21 August 2014

Semibreve Supper Club (Newcastle)


I was really excited to be invited to the inaugural Semibreve Supper Club, hosted by chef and foraging expert Pia Phillips-Griffith and pianist/teacher Annie Ball on a balmy night near Leazes Park towards the end of July. The invitation sent to my house came with a wax seal on the back, a sophisticated hint of what was to come. I knew the evening would combine two of life's joys - food and music, but I wasn't completely sure exactly what to expect. I had been to supper clubs before which focused solely on the food, so was looking forward to trying something a little different.
Upon entering the dining room of the beautiful period house, I noticed the effort the hosts had gone to to make the tables look wonderful, with little origami butterflies made out of sheet music scattered about, and spoons of salmon ceviche laid perfectly in a line next to vividly coloured foliage. Jars and candles had been covered in sheet music, which everyone thought were really nice little touches.
Ceviche spoons
There was an eclectic bunch of people who had come along, fellow bloggers and a barrister turned vicar who was great conversation. After everyone had become acquainted over a glass of wine, Annie treated us to the first musical interlude of the evening. The theme was "Nocturnes," which are classical compositions inspired by the night, traditionally played at evening parties. Annie explained that the first pieces of this type were written by John Field, seen as the father of the Romantic nocturne. We were treated to his Nocturne Op33, which was a perfect precursor to the variety of starters which were brought out. 

   

Red pepper and harissa gazpacho, Garden herb marinated broad beans, Wild Sorrel & Hazelnut flatbread, salad of nasturtiums and radish, Lebneh - za'atar and mint, black onion seed, honey and black pepper

The gazpacho shots were delicious with just the right amount of spice. The salad was almost too pretty to eat, topped with flowers and punctuated by the pink of the radishes. The flavours in the flatbread were a perfect combination and were an ideal accompaniment to the broad beans and cheese. I loved the presentation, on wooden boards that were all angles. A large range of ingredients were foraged and the flavours were sublime, and obviously outdid the supermarket equivalent of herbs that most of us use daily.
As the boards were cleared away in preparation for the main course, Annie played a nocturne by Chopin (Op. 15 No. 1) who was seen as the master of the form, composing a total of twenty one of them during his career.

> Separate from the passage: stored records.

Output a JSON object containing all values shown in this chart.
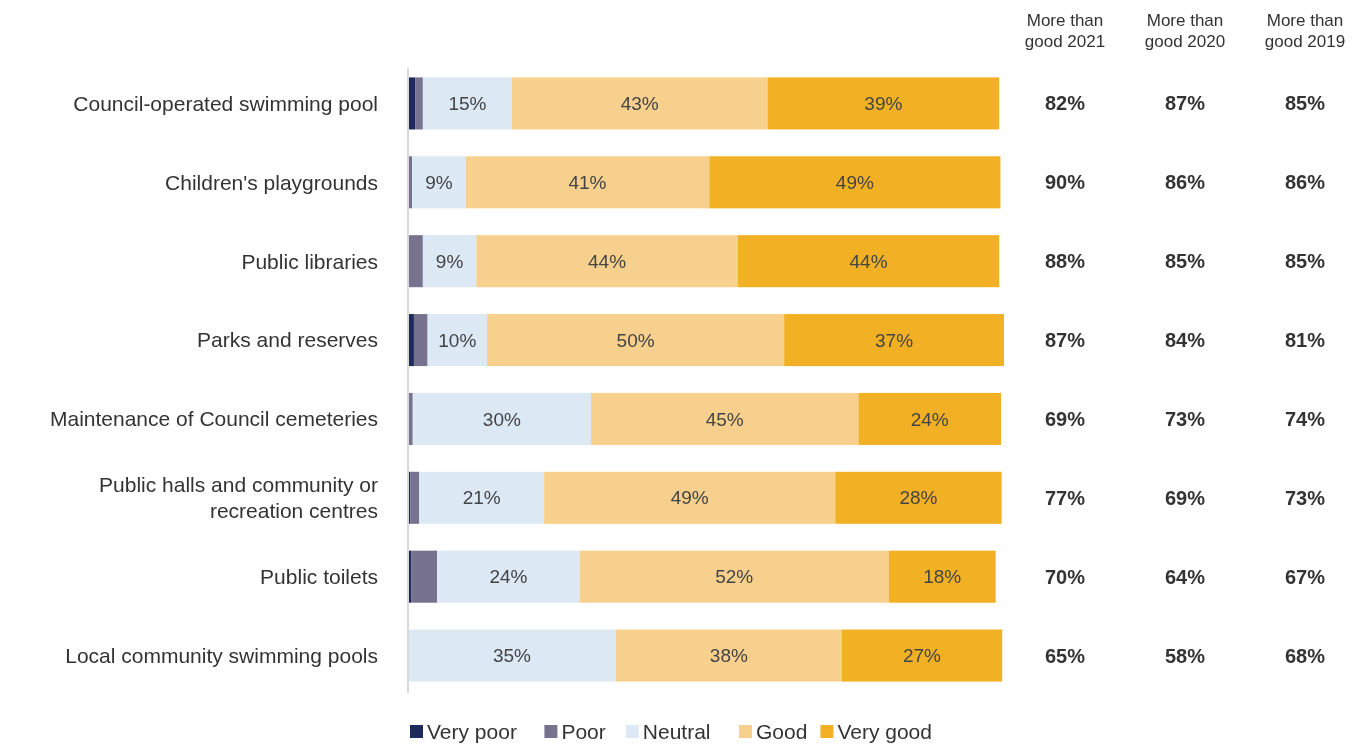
{
  "chart_data": {
    "type": "bar",
    "orientation": "horizontal",
    "stacked": true,
    "legend": "bottom",
    "categories": [
      "Council-operated swimming pool",
      "Children's playgrounds",
      "Public libraries",
      "Parks and reserves",
      "Maintenance of Council cemeteries",
      "Public halls and community or recreation centres",
      "Public toilets",
      "Local community swimming pools"
    ],
    "series": [
      {
        "name": "Very poor",
        "color": "#1f2a5c",
        "values": [
          1.2,
          0,
          0,
          1,
          0,
          0.4,
          0.6,
          0
        ],
        "value_labels": [
          null,
          null,
          null,
          null,
          null,
          null,
          null,
          null
        ]
      },
      {
        "name": "Poor",
        "color": "#77738f",
        "values": [
          1.3,
          0.7,
          2.5,
          2.3,
          0.8,
          1.5,
          4.3,
          0
        ],
        "value_labels": [
          null,
          null,
          null,
          null,
          null,
          null,
          null,
          null
        ]
      },
      {
        "name": "Neutral",
        "color": "#dce9f5",
        "values": [
          15,
          9,
          9,
          10,
          30,
          21,
          24,
          35
        ],
        "value_labels": [
          "15%",
          "9%",
          "9%",
          "10%",
          "30%",
          "21%",
          "24%",
          "35%"
        ]
      },
      {
        "name": "Good",
        "color": "#f8d08e",
        "values": [
          43,
          41,
          44,
          50,
          45,
          49,
          52,
          38
        ],
        "value_labels": [
          "43%",
          "41%",
          "44%",
          "50%",
          "45%",
          "49%",
          "52%",
          "38%"
        ]
      },
      {
        "name": "Very good",
        "color": "#f2b124",
        "values": [
          39,
          49,
          44,
          37,
          24,
          28,
          18,
          27
        ],
        "value_labels": [
          "39%",
          "49%",
          "44%",
          "37%",
          "24%",
          "28%",
          "18%",
          "27%"
        ]
      }
    ],
    "annotations": [
      "More than good 2021",
      "More than good 2020",
      "More than good 2019",
      "82%",
      "87%",
      "85%",
      "90%",
      "86%",
      "86%",
      "88%",
      "85%",
      "85%",
      "87%",
      "84%",
      "81%",
      "69%",
      "73%",
      "74%",
      "77%",
      "69%",
      "73%",
      "70%",
      "64%",
      "67%",
      "65%",
      "58%",
      "68%"
    ]
  }
}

Annie playing a Nocturne - Image courtesy of Ed Blazey

















Happily sitting with a refilled glass of red, the main course arrived. I told the ladies that I was vegetarian beforehand, and was accommodated by a mouthwatering piece of fish, but couldn't resist a mouthful of the sweet herb marinated roast beef fillet from local Knitsley Farm, served with a hot beetroot and horseradish salad. Again the food was beautifully presented, decorated with purple flowers.  The beef was one of the best fillets I've ever tried.
 
Knitsley Farm sweet herb marinated beef with beetroot and horseradish salad

We were treated to more music from Annie as the plates were cleared. She played Liszt's Notturno III from Liebstraume, the most famous of his series of "Lovedreams" which almost moved me to tears.

The dessert was sublime, and chocolate, which pretty much covers my dessert requirements. Dark chocolate and rose torte with almond cream, to be precise. The delicate rose flavour went perfectly with the chocolate. I was starting to get a little full, but there's always room for cheese and a little more music. Next up was a nocturne from the composer Edvard Grieg, Op.54 - one of sixty-six Lyric Pieces he composed.
   
Ewe's cheese and compote

The cheese was ewe's cheese from Redesdale which was served with a sage and honey plum compote. Perfection. The sweet and savoury flavours in the compote worked together really well, and started giving me ideas for other herb and fruit combinations. Annie, a classically trained musician and a talented pianist, played the final piece of the evening, Samuel Barber's (of Adaggio from Strings fame) Nocturne Op. 33 and a homage to John Field. Lemon balm and lavender tea followed - more of Pia's foraged ingredients. I realised that it's not just the main ingredients that make something special, a delicate balance of quality herbs can make all the difference to a dish, and Pia's knowledge of flavour combinations is amazing. Annie's enviable musical talent and Pia's cookery skills are a winning combination

Invitations were given out for the next supper club, Songs for Your Supper, to be held at Ouseburn Farm on Thursday 16th October at 7.30pm. Again with the wax seal. I didn't really need to think too hard about it - prepare to be musically and tastefully moved.